Source: US State of California
SACRAMENTO, Calif. — Sutter Health has agreed to pay $15,117,516 to resolve conduct concerning violations of the Physician Self-Referral Law, commonly known as the Stark Law, as well as double-billing for certain services, U.S. Attorney McGregor W. Scott announced today.
The Stark Law prohibits a hospital from billing Medicare for certain services referred by physicians with whom the hospital has a financial relationship, unless that relationship satisfies one of the law’s statutory or regulatory exceptions. The law is intended to ensure that medical decision-making is not influenced by improper financial incentives and is instead based on the best interests of the patient.
The conduct at issue was self-disclosed by Sutter to the United States, and includes submission of claims to Medicare that resulted from referrals by physicians to whom certain Sutter hospitals: (1) paid compensation under personal services arrangements that exceeded the fair market value of the services provided; (2) leased office space at below-market rates; and (3) paid reimbursements of physician-recruitment expenses that exceeded the actual recruitment expenses at issue. Additionally, several Sutter ambulatory surgical centers double-billed the Medicare program by submitting claims that included radiological services for which Medicare separately paid another entity that had performed those services.
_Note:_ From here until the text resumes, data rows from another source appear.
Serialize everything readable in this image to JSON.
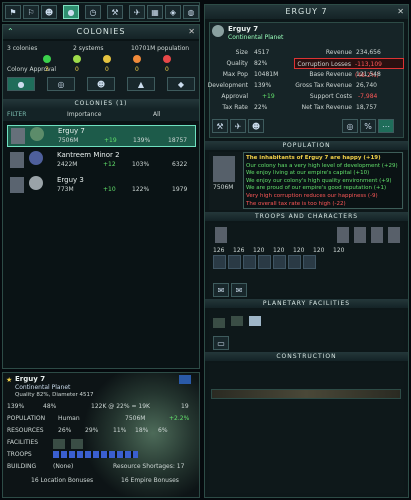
{
  "topbar": {
    "icons": [
      "flag-icon",
      "flags-icon",
      "person-icon",
      "planet-icon",
      "gauge-icon",
      "pickaxe-icon",
      "ship-icon",
      "grid-icon",
      "shield-icon",
      "globe-icon",
      "cog-icon"
    ]
  },
  "colonies_panel": {
    "title": "COLONIES",
    "summary": {
      "colonies": "3 colonies",
      "systems": "2 systems",
      "population": "10701M population"
    },
    "approval_label": "Colony Approval",
    "approval_counts": [
      "3",
      "0",
      "0",
      "0",
      "0"
    ],
    "filter_label": "FILTER",
    "sort_label": "Importance",
    "show_label": "All",
    "list_header": "COLONIES (1)",
    "rows": [
      {
        "name": "Erguy 7",
        "pop": "7506M",
        "approval": "+19",
        "development": "139%",
        "money": "18757"
      },
      {
        "name": "Kantreem Minor 2",
        "pop": "2422M",
        "approval": "+12",
        "development": "103%",
        "money": "6322"
      },
      {
        "name": "Erguy 3",
        "pop": "773M",
        "approval": "+10",
        "development": "122%",
        "money": "1979"
      }
    ]
  },
  "detail": {
    "title": "ERGUY 7",
    "name": "Erguy 7",
    "type": "Continental Planet",
    "stats_left": [
      {
        "label": "Size",
        "value": "4517"
      },
      {
        "label": "Quality",
        "value": "82%"
      },
      {
        "label": "Max Pop",
        "value": "10481M"
      },
      {
        "label": "Development",
        "value": "139%"
      },
      {
        "label": "Approval",
        "value": "+19"
      },
      {
        "label": "Tax Rate",
        "value": "22%"
      }
    ],
    "stats_right": [
      {
        "label": "Revenue",
        "value": "234,656"
      },
      {
        "label": "Corruption Losses",
        "value": "-113,109 (48.2%)"
      },
      {
        "label": "Base Revenue",
        "value": "121,548"
      },
      {
        "label": "Gross Tax Revenue",
        "value": "26,740"
      },
      {
        "label": "Support Costs",
        "value": "-7,984"
      },
      {
        "label": "Net Tax Revenue",
        "value": "18,757"
      }
    ],
    "population_header": "POPULATION",
    "pop_value": "7506M",
    "happiness_title": "The inhabitants of Erguy 7 are happy (+19)",
    "happiness_lines": [
      "Our colony has a very high level of development (+29)",
      "We enjoy living at our empire's capital (+10)",
      "We enjoy our colony's high quality environment (+9)",
      "We are proud of our empire's good reputation (+1)",
      "Very high corruption reduces our happiness (-9)",
      "The overall tax rate is too high (-22)"
    ],
    "troops_header": "TROOPS AND CHARACTERS",
    "troop_values": [
      "126",
      "126",
      "120",
      "120",
      "120",
      "120",
      "120"
    ],
    "facilities_header": "PLANETARY FACILITIES",
    "construction_header": "CONSTRUCTION"
  },
  "bottom": {
    "name": "Erguy 7",
    "type": "Continental Planet",
    "quality": "Quality 82%, Diameter 4517",
    "development": "139%",
    "approval_pct": "48%",
    "money": "122K @ 22% = 19K",
    "troops_count": "19",
    "population_label": "POPULATION",
    "race": "Human",
    "pop": "7506M",
    "growth": "+2.2%",
    "resources_label": "RESOURCES",
    "res_values": [
      "26%",
      "29%",
      "11%",
      "18%",
      "6%"
    ],
    "facilities_label": "FACILITIES",
    "troops_label": "TROOPS",
    "building_label": "BUILDING",
    "building_value": "(None)",
    "shortages": "Resource Shortages: 17",
    "location_bonuses": "16 Location Bonuses",
    "empire_bonuses": "16 Empire Bonuses"
  },
  "colors": {
    "accent": "#1f6d5a",
    "selected": "#1d5b4a",
    "positive": "#62e06b",
    "negative": "#ff5858"
  }
}
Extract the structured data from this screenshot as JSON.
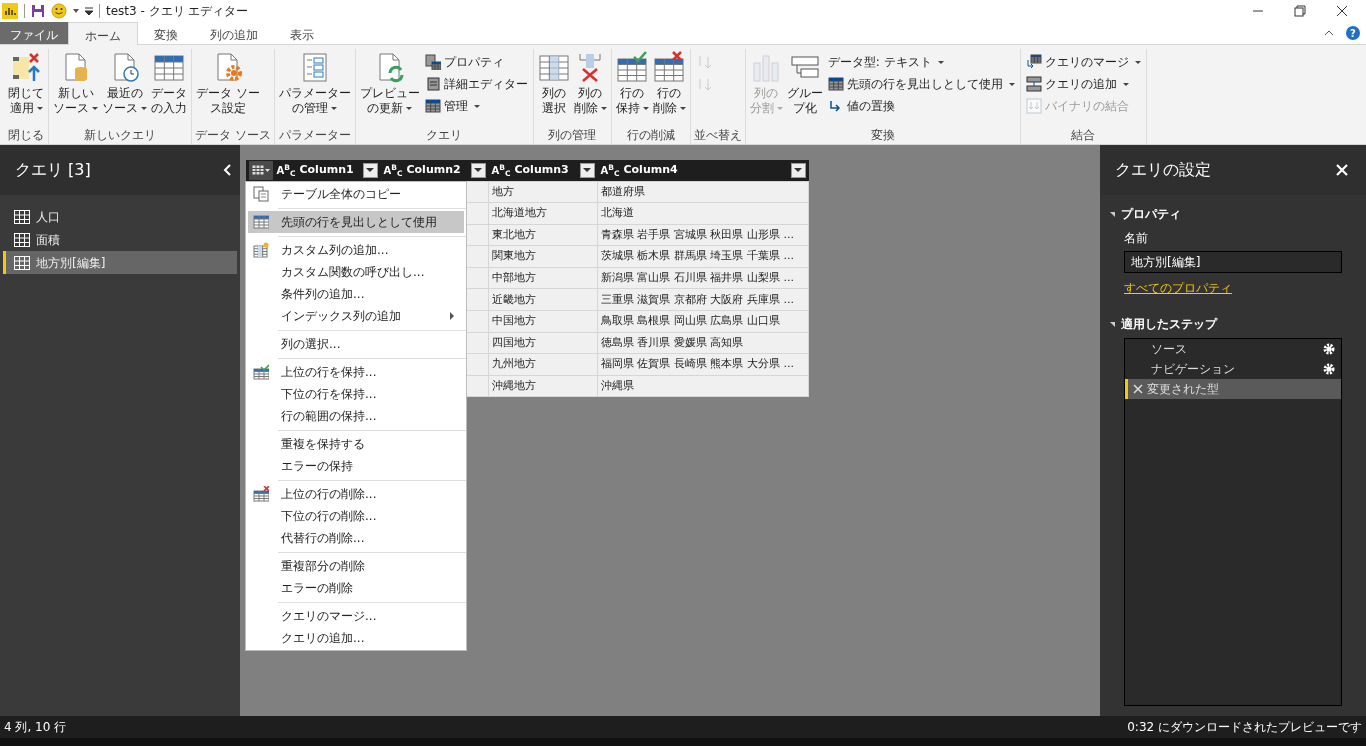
{
  "window": {
    "title": "test3 - クエリ エディター"
  },
  "ribbon_tabs": [
    {
      "label": "ファイル",
      "kind": "file",
      "selected": false
    },
    {
      "label": "ホーム",
      "kind": "tab",
      "selected": true
    },
    {
      "label": "変換",
      "kind": "tab",
      "selected": false
    },
    {
      "label": "列の追加",
      "kind": "tab",
      "selected": false
    },
    {
      "label": "表示",
      "kind": "tab",
      "selected": false
    }
  ],
  "help": "?",
  "ribbon_groups": [
    {
      "label": "閉じる",
      "large": [
        {
          "lines": [
            "閉じて",
            "適用"
          ],
          "kind": "apply",
          "dropdown": true,
          "disabled": false
        }
      ]
    },
    {
      "label": "新しいクエリ",
      "large": [
        {
          "lines": [
            "新しい",
            "ソース"
          ],
          "kind": "new",
          "dropdown": true,
          "disabled": false
        },
        {
          "lines": [
            "最近の",
            "ソース"
          ],
          "kind": "recent",
          "dropdown": true,
          "disabled": false
        },
        {
          "lines": [
            "データ",
            "の入力"
          ],
          "kind": "table",
          "dropdown": false,
          "disabled": false
        }
      ]
    },
    {
      "label": "データ ソース",
      "large": [
        {
          "lines": [
            "データ ソー",
            "ス設定"
          ],
          "kind": "dsettings",
          "dropdown": false,
          "disabled": false
        }
      ]
    },
    {
      "label": "パラメーター",
      "large": [
        {
          "lines": [
            "パラメーター",
            "の管理"
          ],
          "kind": "params",
          "dropdown": true,
          "disabled": false
        }
      ]
    },
    {
      "label": "クエリ",
      "large": [
        {
          "lines": [
            "プレビュー",
            "の更新"
          ],
          "kind": "refresh",
          "dropdown": true,
          "disabled": false
        }
      ],
      "small": [
        {
          "label": "プロパティ",
          "kind": "props",
          "dropdown": false,
          "disabled": false
        },
        {
          "label": "詳細エディター",
          "kind": "editor",
          "dropdown": false,
          "disabled": false
        },
        {
          "label": "管理",
          "kind": "grid",
          "dropdown": true,
          "disabled": false
        }
      ]
    },
    {
      "label": "列の管理",
      "large": [
        {
          "lines": [
            "列の",
            "選択"
          ],
          "kind": "choosecols",
          "dropdown": false,
          "disabled": false
        },
        {
          "lines": [
            "列の",
            "削除"
          ],
          "kind": "removecols",
          "dropdown": true,
          "disabled": false
        }
      ]
    },
    {
      "label": "行の削減",
      "large": [
        {
          "lines": [
            "行の",
            "保持"
          ],
          "kind": "keeprows",
          "dropdown": true,
          "disabled": false
        },
        {
          "lines": [
            "行の",
            "削除"
          ],
          "kind": "removerows",
          "dropdown": true,
          "disabled": false
        }
      ]
    },
    {
      "label": "並べ替え",
      "small": [
        {
          "kind": "sortasc",
          "dropdown": false,
          "disabled": true
        },
        {
          "kind": "sortdesc",
          "dropdown": false,
          "disabled": true
        }
      ]
    },
    {
      "label": "変換",
      "large": [
        {
          "lines": [
            "列の",
            "分割"
          ],
          "kind": "split",
          "dropdown": true,
          "disabled": true
        },
        {
          "lines": [
            "グルー",
            "プ化"
          ],
          "kind": "group",
          "dropdown": false,
          "disabled": false
        }
      ],
      "small": [
        {
          "label": "データ型: テキスト",
          "kind": "none",
          "dropdown": true,
          "disabled": false
        },
        {
          "label": "先頭の行を見出しとして使用",
          "kind": "grid",
          "dropdown": true,
          "disabled": false
        },
        {
          "label": "値の置換",
          "kind": "replace",
          "dropdown": false,
          "disabled": false
        }
      ]
    },
    {
      "label": "結合",
      "small": [
        {
          "label": "クエリのマージ",
          "kind": "merge",
          "dropdown": true,
          "disabled": false
        },
        {
          "label": "クエリの追加",
          "kind": "append",
          "dropdown": true,
          "disabled": false
        },
        {
          "label": "バイナリの結合",
          "kind": "binary",
          "dropdown": false,
          "disabled": true
        }
      ]
    }
  ],
  "queries_pane": {
    "title": "クエリ [3]",
    "items": [
      {
        "label": "人口",
        "selected": false
      },
      {
        "label": "面積",
        "selected": false
      },
      {
        "label": "地方別[編集]",
        "selected": true
      }
    ]
  },
  "table": {
    "columns": [
      {
        "type": "A$^{B}$$_{C}$",
        "name": "Column1"
      },
      {
        "type": "A$^{B}$$_{C}$",
        "name": "Column2"
      },
      {
        "type": "A$^{B}$$_{C}$",
        "name": "Column3"
      },
      {
        "type": "A$^{B}$$_{C}$",
        "name": "Column4"
      }
    ],
    "rows": [
      {
        "column3": "地方",
        "column4": "都道府県"
      },
      {
        "column3": "北海道地方",
        "column4": "北海道"
      },
      {
        "column3": "東北地方",
        "column4": "青森県 岩手県 宮城県 秋田県 山形県 ..."
      },
      {
        "column3": "関東地方",
        "column4": "茨城県 栃木県 群馬県 埼玉県 千葉県 ..."
      },
      {
        "column3": "中部地方",
        "column4": "新潟県 富山県 石川県 福井県 山梨県 ..."
      },
      {
        "column3": "近畿地方",
        "column4": "三重県 滋賀県 京都府 大阪府 兵庫県 ..."
      },
      {
        "column3": "中国地方",
        "column4": "鳥取県 島根県 岡山県 広島県 山口県"
      },
      {
        "column3": "四国地方",
        "column4": "徳島県 香川県 愛媛県 高知県"
      },
      {
        "column3": "九州地方",
        "column4": "福岡県 佐賀県 長崎県 熊本県 大分県 ..."
      },
      {
        "column3": "沖縄地方",
        "column4": "沖縄県"
      }
    ]
  },
  "table_menu": {
    "groups": [
      [
        {
          "label": "テーブル全体のコピー",
          "kind": "copy",
          "selected": false,
          "submenu": false
        }
      ],
      [
        {
          "label": "先頭の行を見出しとして使用",
          "kind": "header",
          "selected": true,
          "submenu": false
        }
      ],
      [
        {
          "label": "カスタム列の追加...",
          "kind": "custom",
          "selected": false,
          "submenu": false
        },
        {
          "label": "カスタム関数の呼び出し...",
          "kind": "plain",
          "selected": false,
          "submenu": false
        },
        {
          "label": "条件列の追加...",
          "kind": "plain",
          "selected": false,
          "submenu": false
        },
        {
          "label": "インデックス列の追加",
          "kind": "plain",
          "selected": false,
          "submenu": true
        }
      ],
      [
        {
          "label": "列の選択...",
          "kind": "plain",
          "selected": false,
          "submenu": false
        }
      ],
      [
        {
          "label": "上位の行を保持...",
          "kind": "keep",
          "selected": false,
          "submenu": false
        },
        {
          "label": "下位の行を保持...",
          "kind": "plain",
          "selected": false,
          "submenu": false
        },
        {
          "label": "行の範囲の保持...",
          "kind": "plain",
          "selected": false,
          "submenu": false
        }
      ],
      [
        {
          "label": "重複を保持する",
          "kind": "plain",
          "selected": false,
          "submenu": false
        },
        {
          "label": "エラーの保持",
          "kind": "plain",
          "selected": false,
          "submenu": false
        }
      ],
      [
        {
          "label": "上位の行の削除...",
          "kind": "remove",
          "selected": false,
          "submenu": false
        },
        {
          "label": "下位の行の削除...",
          "kind": "plain",
          "selected": false,
          "submenu": false
        },
        {
          "label": "代替行の削除...",
          "kind": "plain",
          "selected": false,
          "submenu": false
        }
      ],
      [
        {
          "label": "重複部分の削除",
          "kind": "plain",
          "selected": false,
          "submenu": false
        },
        {
          "label": "エラーの削除",
          "kind": "plain",
          "selected": false,
          "submenu": false
        }
      ],
      [
        {
          "label": "クエリのマージ...",
          "kind": "plain",
          "selected": false,
          "submenu": false
        },
        {
          "label": "クエリの追加...",
          "kind": "plain",
          "selected": false,
          "submenu": false
        }
      ]
    ]
  },
  "settings_pane": {
    "title": "クエリの設定",
    "properties_heading": "プロパティ",
    "name_label": "名前",
    "name_value": "地方別[編集]",
    "all_properties_link": "すべてのプロパティ",
    "steps_heading": "適用したステップ",
    "steps": [
      {
        "label": "ソース",
        "gear": true,
        "selected": false
      },
      {
        "label": "ナビゲーション",
        "gear": true,
        "selected": false
      },
      {
        "label": "変更された型",
        "gear": false,
        "selected": true
      }
    ]
  },
  "status_bar": {
    "left": "4 列, 10 行",
    "right": "0:32 にダウンロードされたプレビューです"
  }
}
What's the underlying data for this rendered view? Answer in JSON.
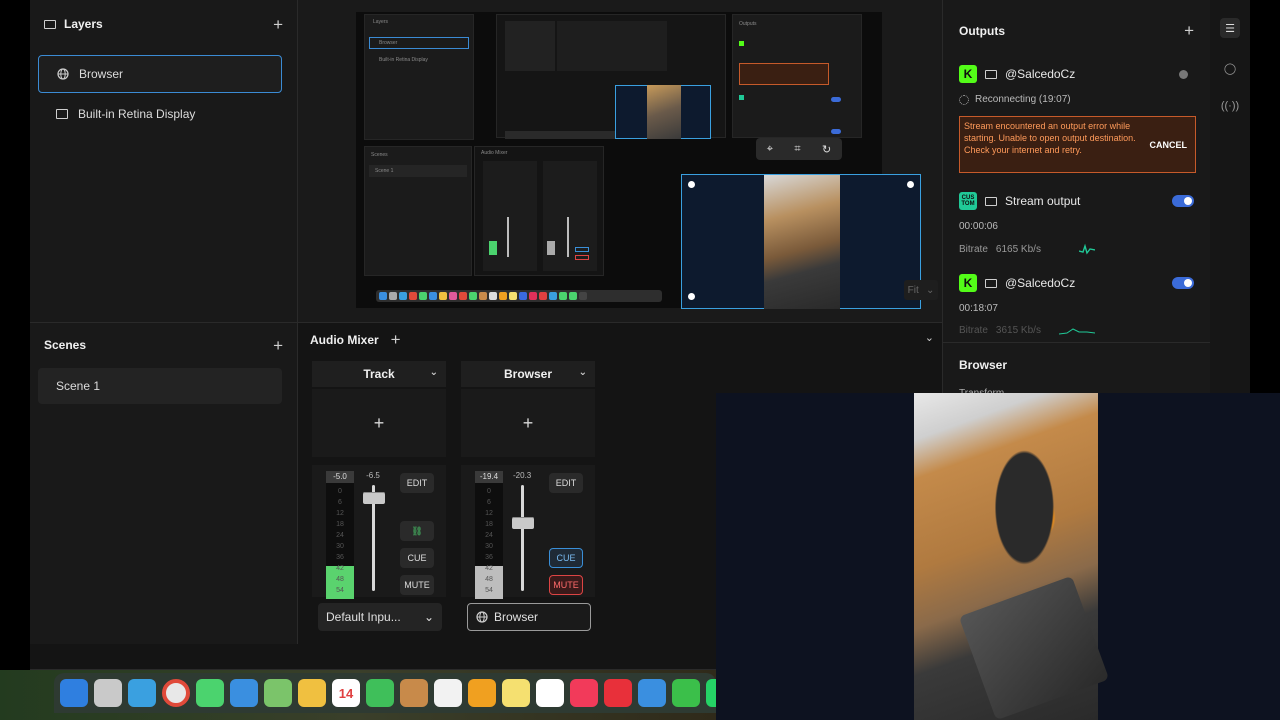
{
  "layers": {
    "title": "Layers",
    "items": [
      {
        "label": "Browser",
        "icon": "globe-icon"
      },
      {
        "label": "Built-in Retina Display",
        "icon": "monitor-icon"
      }
    ]
  },
  "scenes": {
    "title": "Scenes",
    "items": [
      {
        "label": "Scene 1"
      }
    ]
  },
  "preview": {
    "fit_label": "Fit"
  },
  "audio_mixer": {
    "title": "Audio Mixer",
    "channels": [
      {
        "name": "Track",
        "meter_value": "-5.0",
        "fader_value": "-6.5",
        "scale": [
          "0",
          "6",
          "12",
          "18",
          "24",
          "30",
          "36",
          "42",
          "48",
          "54"
        ],
        "buttons": {
          "edit": "EDIT",
          "cue": "CUE",
          "mute": "MUTE"
        },
        "source": "Default Inpu...",
        "cue_active": false,
        "mute_active": false,
        "level": 0.26,
        "fader_pos": 0.12
      },
      {
        "name": "Browser",
        "meter_value": "-19.4",
        "fader_value": "-20.3",
        "scale": [
          "0",
          "6",
          "12",
          "18",
          "24",
          "30",
          "36",
          "42",
          "48",
          "54"
        ],
        "buttons": {
          "edit": "EDIT",
          "cue": "CUE",
          "mute": "MUTE"
        },
        "source": "Browser",
        "cue_active": true,
        "mute_active": true,
        "level": 0.26,
        "fader_pos": 0.36
      }
    ]
  },
  "outputs": {
    "title": "Outputs",
    "items": [
      {
        "badge": "K",
        "badge_color": "#53fc18",
        "name": "@SalcedoCz",
        "status": "Reconnecting (19:07)",
        "error": "Stream encountered an output error while starting. Unable to open output destination. Check your internet and retry.",
        "cancel": "CANCEL"
      },
      {
        "badge": "CUS TOM",
        "badge_color": "#20c997",
        "name": "Stream output",
        "time": "00:00:06",
        "bitrate_label": "Bitrate",
        "bitrate": "6165 Kb/s",
        "enabled": true
      },
      {
        "badge": "K",
        "badge_color": "#53fc18",
        "name": "@SalcedoCz",
        "time": "00:18:07",
        "bitrate_label": "Bitrate",
        "bitrate": "3615 Kb/s",
        "enabled": true
      }
    ]
  },
  "properties": {
    "title": "Browser",
    "subtitle": "Transform"
  },
  "dock": {
    "calendar_day": "14"
  }
}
“Providers must rigorously comply with the law and Medicare requirements” said U.S. Attorney Scott. “This office is committed to pursuing enforcement actions that will ensure the integrity of federal health care programs.”
This settlement is the result of work by the U.S. Attorney’s Office for the Eastern District of California with help from the Department of Health and Human Services, Office of Inspector General. Assistant U.S. Attorney Catherine J. Swann handled the matter for the United States. The claims settled by this agreement are allegations only, and there has been no determination of liability.